L’art c’est comme l’amour
Martine Aubry, la maire de Lille, a cette belle phrase : "L’art ne sert à rien, c’est comme l’amour". Et elle en sait quelque chose ayant choisi pour sa ville, de miser sur la culture.
Publié le 26-11-2012 à 04h15 - Mis à jour le 26-11-2012 à 16h52
Un commentaire de Guy Duplat
Martine Aubry, la maire de Lille, a cette belle phrase : "L’art ne sert à rien, c’est comme l’amour". Et elle en sait quelque chose ayant choisi pour sa ville, de miser sur la culture. C’est aussi elle qui, un an avant l’élection présidentielle, avait surpris lors d’un colloque à Avignon, en annonçant que si elle était élue, elle doublerait le budget de la culture. On ne saura jamais si elle l’aurait fait, mais elle a le mérite de poser le problème : La culture, en période de disette, est-elle un luxe ou une nécessité ?
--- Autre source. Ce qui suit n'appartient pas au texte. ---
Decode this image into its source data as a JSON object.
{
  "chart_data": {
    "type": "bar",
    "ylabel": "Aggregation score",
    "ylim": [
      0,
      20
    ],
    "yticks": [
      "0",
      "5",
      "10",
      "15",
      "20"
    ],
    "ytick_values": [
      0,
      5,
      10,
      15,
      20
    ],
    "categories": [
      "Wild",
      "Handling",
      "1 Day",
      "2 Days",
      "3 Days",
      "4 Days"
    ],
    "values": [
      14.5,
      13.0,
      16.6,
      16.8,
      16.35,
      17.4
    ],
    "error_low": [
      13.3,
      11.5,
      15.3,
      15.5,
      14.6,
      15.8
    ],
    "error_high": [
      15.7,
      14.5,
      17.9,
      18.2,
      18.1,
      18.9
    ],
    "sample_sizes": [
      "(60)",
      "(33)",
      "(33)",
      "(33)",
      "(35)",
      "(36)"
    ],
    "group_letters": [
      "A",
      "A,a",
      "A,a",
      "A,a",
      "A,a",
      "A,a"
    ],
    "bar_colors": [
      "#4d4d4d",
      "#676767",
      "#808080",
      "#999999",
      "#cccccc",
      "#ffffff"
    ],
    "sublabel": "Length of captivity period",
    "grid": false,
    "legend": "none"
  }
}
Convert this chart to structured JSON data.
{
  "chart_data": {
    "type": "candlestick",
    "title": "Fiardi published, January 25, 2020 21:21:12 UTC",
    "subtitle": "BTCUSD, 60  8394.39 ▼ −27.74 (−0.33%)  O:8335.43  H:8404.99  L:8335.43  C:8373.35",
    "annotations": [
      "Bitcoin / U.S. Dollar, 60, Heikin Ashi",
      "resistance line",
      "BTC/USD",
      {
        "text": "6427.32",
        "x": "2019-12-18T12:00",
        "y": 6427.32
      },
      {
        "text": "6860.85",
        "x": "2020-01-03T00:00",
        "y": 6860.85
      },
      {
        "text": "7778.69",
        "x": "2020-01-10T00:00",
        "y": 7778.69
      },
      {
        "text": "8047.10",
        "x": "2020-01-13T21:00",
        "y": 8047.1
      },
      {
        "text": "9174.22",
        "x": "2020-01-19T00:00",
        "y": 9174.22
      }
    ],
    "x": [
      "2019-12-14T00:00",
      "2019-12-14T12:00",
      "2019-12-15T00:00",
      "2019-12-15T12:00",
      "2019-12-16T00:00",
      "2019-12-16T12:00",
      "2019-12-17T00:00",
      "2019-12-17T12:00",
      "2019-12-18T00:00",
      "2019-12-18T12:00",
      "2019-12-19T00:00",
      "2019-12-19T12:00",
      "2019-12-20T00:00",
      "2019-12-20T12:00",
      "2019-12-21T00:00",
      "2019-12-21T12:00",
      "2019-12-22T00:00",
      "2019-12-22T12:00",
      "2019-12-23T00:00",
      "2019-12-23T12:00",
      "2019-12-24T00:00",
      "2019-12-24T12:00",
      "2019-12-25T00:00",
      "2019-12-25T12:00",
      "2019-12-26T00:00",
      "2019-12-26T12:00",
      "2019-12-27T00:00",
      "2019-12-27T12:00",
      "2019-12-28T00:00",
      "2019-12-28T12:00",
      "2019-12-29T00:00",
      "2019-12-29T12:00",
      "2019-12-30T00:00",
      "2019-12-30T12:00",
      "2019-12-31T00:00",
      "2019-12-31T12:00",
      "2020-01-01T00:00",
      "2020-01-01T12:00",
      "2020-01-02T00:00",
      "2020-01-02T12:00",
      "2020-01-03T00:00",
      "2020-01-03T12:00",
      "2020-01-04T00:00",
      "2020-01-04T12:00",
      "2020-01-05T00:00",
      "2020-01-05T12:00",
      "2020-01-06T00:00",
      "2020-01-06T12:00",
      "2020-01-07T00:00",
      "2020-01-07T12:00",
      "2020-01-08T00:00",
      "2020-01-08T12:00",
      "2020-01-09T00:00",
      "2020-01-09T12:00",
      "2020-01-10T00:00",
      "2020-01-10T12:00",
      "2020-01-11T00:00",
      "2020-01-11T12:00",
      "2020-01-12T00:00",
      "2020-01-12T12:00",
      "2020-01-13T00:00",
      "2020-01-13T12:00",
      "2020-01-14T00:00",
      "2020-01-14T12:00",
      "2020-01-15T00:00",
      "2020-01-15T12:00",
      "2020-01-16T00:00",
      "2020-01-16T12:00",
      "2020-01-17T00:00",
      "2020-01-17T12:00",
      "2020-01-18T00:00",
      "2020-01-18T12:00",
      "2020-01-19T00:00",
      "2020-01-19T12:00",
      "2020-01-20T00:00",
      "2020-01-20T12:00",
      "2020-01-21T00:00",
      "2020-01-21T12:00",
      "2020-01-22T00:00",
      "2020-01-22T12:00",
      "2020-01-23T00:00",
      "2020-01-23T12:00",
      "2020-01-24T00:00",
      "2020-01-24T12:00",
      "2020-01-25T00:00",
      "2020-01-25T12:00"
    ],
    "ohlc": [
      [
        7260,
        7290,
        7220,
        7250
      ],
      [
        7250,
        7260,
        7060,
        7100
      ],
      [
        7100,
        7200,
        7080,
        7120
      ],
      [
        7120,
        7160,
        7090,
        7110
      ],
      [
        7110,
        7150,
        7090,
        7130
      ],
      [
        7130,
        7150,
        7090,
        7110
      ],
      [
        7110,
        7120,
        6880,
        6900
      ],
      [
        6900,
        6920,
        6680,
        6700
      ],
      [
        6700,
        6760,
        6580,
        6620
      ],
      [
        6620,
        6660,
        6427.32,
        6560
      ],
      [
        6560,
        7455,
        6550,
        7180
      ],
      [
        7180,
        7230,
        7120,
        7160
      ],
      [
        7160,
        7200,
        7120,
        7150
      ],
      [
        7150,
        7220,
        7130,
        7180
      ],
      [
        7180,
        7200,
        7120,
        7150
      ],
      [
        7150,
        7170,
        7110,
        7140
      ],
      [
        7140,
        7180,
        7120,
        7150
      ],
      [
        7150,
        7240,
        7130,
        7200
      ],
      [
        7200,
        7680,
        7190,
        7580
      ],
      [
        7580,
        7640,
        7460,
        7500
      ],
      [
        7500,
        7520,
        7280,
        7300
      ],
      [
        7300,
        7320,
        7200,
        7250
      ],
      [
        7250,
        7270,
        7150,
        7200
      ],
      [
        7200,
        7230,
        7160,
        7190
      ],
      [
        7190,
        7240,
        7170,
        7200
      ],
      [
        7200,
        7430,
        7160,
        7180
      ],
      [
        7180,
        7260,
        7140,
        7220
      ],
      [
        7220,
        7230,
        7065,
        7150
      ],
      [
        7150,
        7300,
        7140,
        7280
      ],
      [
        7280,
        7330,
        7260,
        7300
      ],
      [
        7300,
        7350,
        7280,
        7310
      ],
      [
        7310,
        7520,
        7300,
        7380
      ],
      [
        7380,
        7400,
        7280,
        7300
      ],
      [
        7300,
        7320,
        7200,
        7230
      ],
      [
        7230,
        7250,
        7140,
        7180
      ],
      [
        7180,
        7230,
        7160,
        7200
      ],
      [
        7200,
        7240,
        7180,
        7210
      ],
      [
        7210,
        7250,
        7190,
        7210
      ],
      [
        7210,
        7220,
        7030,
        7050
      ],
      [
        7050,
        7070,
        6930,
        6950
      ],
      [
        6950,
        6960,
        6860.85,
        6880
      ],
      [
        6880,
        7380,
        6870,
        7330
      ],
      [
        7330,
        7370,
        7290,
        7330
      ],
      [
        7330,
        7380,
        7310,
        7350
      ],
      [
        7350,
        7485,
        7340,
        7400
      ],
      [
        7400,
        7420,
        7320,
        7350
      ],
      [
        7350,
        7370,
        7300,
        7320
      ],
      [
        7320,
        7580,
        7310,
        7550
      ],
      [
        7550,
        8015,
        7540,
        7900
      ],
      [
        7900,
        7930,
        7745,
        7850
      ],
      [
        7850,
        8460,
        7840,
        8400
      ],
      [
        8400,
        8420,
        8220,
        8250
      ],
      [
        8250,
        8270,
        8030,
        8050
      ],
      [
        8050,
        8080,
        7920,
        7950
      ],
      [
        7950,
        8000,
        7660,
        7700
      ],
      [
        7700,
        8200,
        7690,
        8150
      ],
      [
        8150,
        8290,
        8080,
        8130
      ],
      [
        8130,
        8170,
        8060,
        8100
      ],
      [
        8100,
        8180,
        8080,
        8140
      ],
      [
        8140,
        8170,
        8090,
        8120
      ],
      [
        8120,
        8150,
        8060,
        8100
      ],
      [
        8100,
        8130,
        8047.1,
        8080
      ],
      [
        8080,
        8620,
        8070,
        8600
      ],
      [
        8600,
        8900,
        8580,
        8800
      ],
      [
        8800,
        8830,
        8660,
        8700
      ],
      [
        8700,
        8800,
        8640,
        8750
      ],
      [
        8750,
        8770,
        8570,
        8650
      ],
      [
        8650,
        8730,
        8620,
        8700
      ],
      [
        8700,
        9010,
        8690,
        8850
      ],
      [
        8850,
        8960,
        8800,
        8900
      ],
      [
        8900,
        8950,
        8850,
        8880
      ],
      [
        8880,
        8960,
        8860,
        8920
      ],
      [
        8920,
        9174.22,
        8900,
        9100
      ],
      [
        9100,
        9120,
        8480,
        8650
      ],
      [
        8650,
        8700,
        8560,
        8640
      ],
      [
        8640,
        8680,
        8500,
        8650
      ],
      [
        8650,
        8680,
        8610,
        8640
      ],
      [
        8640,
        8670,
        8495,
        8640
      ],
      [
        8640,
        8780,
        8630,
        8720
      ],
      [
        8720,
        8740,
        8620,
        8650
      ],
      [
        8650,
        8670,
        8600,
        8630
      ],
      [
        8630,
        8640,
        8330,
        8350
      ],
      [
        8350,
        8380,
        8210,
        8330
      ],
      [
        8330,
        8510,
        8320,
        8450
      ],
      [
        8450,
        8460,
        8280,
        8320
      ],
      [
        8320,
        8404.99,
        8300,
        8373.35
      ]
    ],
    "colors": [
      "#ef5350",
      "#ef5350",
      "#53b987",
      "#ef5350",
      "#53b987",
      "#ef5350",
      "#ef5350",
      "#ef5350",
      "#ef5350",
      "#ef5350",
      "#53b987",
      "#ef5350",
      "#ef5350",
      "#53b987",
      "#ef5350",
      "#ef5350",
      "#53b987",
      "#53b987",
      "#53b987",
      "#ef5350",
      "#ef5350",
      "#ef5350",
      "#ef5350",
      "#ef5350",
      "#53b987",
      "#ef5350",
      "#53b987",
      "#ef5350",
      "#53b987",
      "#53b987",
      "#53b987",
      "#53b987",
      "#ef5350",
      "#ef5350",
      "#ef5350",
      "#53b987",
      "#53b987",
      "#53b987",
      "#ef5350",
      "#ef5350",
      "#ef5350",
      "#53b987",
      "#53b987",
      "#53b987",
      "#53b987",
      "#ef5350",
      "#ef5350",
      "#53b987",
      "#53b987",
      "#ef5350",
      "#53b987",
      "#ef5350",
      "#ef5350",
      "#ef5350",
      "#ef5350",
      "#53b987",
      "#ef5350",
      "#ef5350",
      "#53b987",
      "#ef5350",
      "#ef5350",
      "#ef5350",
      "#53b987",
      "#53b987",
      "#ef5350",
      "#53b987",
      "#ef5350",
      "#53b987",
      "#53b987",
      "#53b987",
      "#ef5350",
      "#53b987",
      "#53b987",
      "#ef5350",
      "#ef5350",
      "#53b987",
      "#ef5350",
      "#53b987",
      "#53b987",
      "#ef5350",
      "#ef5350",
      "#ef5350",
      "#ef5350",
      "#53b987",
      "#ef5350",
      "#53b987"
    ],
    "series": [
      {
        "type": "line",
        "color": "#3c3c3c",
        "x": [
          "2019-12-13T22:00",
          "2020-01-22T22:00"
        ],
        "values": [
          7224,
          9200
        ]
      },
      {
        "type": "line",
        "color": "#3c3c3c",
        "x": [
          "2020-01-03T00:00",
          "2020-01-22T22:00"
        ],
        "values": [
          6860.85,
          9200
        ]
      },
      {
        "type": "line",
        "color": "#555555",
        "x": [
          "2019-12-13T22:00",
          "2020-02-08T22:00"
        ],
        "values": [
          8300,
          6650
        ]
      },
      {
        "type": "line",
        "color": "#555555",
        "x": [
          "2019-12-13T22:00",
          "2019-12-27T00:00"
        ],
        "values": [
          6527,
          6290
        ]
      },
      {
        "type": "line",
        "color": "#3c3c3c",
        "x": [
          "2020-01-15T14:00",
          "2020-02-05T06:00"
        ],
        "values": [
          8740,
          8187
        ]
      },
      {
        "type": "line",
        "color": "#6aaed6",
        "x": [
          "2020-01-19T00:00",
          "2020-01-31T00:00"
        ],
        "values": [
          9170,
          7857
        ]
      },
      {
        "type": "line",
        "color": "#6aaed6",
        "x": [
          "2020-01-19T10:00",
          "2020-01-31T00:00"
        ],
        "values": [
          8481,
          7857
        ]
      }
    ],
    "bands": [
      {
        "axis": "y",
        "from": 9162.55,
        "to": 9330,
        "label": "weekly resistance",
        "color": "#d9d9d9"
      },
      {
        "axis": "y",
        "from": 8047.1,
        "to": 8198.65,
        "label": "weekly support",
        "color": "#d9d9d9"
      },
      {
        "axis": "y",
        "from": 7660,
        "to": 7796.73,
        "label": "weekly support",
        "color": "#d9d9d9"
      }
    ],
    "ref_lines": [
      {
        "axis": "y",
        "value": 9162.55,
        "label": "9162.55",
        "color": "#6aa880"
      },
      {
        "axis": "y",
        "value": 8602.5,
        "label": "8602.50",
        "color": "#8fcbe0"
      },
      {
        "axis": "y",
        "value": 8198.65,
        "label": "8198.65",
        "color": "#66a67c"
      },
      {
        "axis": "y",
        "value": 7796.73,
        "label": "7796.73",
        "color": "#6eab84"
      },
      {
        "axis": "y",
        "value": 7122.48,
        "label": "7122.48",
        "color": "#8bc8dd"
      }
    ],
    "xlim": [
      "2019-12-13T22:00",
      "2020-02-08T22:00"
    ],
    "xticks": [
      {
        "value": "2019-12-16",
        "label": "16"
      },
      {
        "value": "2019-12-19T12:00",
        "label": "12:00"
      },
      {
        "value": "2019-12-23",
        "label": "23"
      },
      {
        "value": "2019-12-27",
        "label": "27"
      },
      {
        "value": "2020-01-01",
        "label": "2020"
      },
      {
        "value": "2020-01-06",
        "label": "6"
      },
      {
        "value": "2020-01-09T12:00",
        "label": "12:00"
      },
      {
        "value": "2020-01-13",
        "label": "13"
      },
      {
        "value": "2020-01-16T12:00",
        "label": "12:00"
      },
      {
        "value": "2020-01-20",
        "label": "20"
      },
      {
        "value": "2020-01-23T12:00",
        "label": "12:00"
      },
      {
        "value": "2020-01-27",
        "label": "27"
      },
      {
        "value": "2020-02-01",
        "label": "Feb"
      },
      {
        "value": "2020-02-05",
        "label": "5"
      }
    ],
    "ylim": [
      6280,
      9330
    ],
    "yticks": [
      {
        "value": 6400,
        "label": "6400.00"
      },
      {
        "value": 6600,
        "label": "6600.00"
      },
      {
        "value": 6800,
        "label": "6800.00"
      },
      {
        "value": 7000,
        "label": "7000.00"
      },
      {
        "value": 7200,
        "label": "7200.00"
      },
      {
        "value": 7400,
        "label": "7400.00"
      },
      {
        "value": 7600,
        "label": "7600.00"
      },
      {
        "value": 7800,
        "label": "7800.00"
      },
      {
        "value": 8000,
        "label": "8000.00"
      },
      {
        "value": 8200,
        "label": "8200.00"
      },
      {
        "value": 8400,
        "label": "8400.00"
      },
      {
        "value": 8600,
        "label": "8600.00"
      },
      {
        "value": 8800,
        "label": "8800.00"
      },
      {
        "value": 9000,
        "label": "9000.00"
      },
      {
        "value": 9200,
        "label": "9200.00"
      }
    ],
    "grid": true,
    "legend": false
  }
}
Quasi tous les pays européens font des coupes drastiques dans la culture. La Belgique francophone y a partiellement échappé, mais les économies radicales que la ministre Fadila Laanan a annoncées dans les aides à la création en théâtre, danse et musiques non classiques ont mis le feu aux poudres. Un collectif créé par six metteurs en scène, "Conseildead", a pris la tête de ce mouvement et rencontre ce lundi après-midi le ministre président Rudy Demotte pour tenter d’obtenir le retrait des mesures et la reconnaissance de l’importance de la création en temps de crise.
Le bureau Kurt Salmon vient de présenter au "Forum d’Avignon", une étude démontrant que l’investissement dans la culture était une nécessité pour stimuler la créativité des entreprises et donc stimuler l’économie.
Le groupe "Conseildead" (maintenant rejoint par les compagnies de danse) répète que ces aides sont un levier puissant d’emplois. Les artistes, quasi tous sous contrat d’intermittent, ne coûtent pas cher et un projet théâtral peut générer beaucoup d’emplois. Le chorégraphe Bud Blumenthal explique qu’une création de 2010 qui a bénéficié d’un subside de 40000 euros, a engendré au final, par ses tournées, 450000 euros dont 80 % en salaires.
Mais au-delà de cela, se pose la question de la place encore de l’art aujourd’hui, comme espace possible de rêve, de résistance, de lieu pour penser le monde et oser l’aventure. Nous vivons dans un environnement anxiogène, fermé, où on répète le mot crise sans que jamais un "big brother" n’apparaisse. La crise semble un mur sans brèche. Alors la culture reste une faille pour imaginer un autre monde, ou du moins le rêver.
Le philosophe Gilles Deleuze, explique dans son abécédaire qu’il y a des moments où la culture s’arrête. Et il ajoutait que personne ne le voit. Peut-être approche-t-on de ce moment où toute la place sera prise par le seul divertissement avec la victoire d’une culture seulement destinée à nous anesthésier ?
Face à cela, le rôle de l’Etat et de ses subsides est de faire survivre cet art qui comme l’amour ne sert à rien, sauf à nous donner la beauté et le rêve, à partir sur des sentiers neufs, à nous garder debout, à nous permettre de résister et à nous donner un avenir.
L’intérêt des débats en cours est de mettre ces questions de société sur la table. Au fédéral aussi, on a vu comment l’avenir de nos musées n’a intéressé personne dans la dernière campagne électorale et le ministre Paul Magnette s’apprête à partir à Charleroi en laissant toujours quatre établissements scientifiques sur dix avec des directeurs intérimaires depuis des mois et un musée d’Art moderne toujours fermé.